Create database from scratch (DARPA TC)¶

Download files¶

You can download all required files directly by running:

pip install gdown

./settings/scripts/download_{dataset}.sh {data_folder}

where {dataset} can be either clearscope_e3, cadets_e3, theia_e3, clearscope_e5, cadets_e5 or theia_e5 and {data_folder} is the absolute path to the output folder where all raw files will be downloaded.

Alternatively, you can download the files manually by selecting download URLs from Google Drive.
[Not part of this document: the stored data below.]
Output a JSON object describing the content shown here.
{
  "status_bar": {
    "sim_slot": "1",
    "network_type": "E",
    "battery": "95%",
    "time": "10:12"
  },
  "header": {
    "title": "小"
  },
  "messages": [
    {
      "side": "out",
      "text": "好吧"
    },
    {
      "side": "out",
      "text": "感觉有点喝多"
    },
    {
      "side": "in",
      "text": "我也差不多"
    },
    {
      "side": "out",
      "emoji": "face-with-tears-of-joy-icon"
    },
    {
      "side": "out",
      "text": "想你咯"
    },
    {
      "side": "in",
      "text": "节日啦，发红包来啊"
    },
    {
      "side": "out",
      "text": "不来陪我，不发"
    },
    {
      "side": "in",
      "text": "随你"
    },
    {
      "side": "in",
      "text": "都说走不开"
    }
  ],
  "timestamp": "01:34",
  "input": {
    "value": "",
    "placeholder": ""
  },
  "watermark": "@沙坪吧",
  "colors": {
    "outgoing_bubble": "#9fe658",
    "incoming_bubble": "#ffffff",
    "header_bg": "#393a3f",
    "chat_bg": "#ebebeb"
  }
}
Convert bin files to JSON¶

Follow the guidelines to build the docker image
In compose.yml, set /path/of/data/folder as the data folder where you downloaded the downloaded dataset files (.gz), the java client (tar.gz) and the schema files (.avdl, .avsc)
Fire a shell in the container
```
sudo docker compose exec pids bash
```

Convert the DARPA files

./settings/scripts/uncompress_darpa_files.sh /data/

[!NOTE]
This may take multiple hours depending on the dataset.

Optional configurations¶

optionally, if using a specific postgres database instead of the postgres docker, update the connection config by setting DATABASE_DEFAULT_CONFIG within pidsmaker/config.py.
optionaly, if you want to change the output folder where generated files are stored, update accordingly the volume by uncommenting ./artifacts:/home/artifacts in compose.yml.

Fill the database¶

Still in the container's shell, fill the database for the corresponding dataset by running this command:

python scripts/python/create_database.py [CLEARSCOPE_E3 | CADETS_E3 | THEIA_E3 | CLEARSCOPE_E5 | CADETS_E5 | THEIA_E5]

Note: Large storage capacity is needed to download, parse and save datasets and databases, as well as to run experiments. A single run can generate more than 15GB of artifact files on E3 datasets, and much more with larger E5 datasets.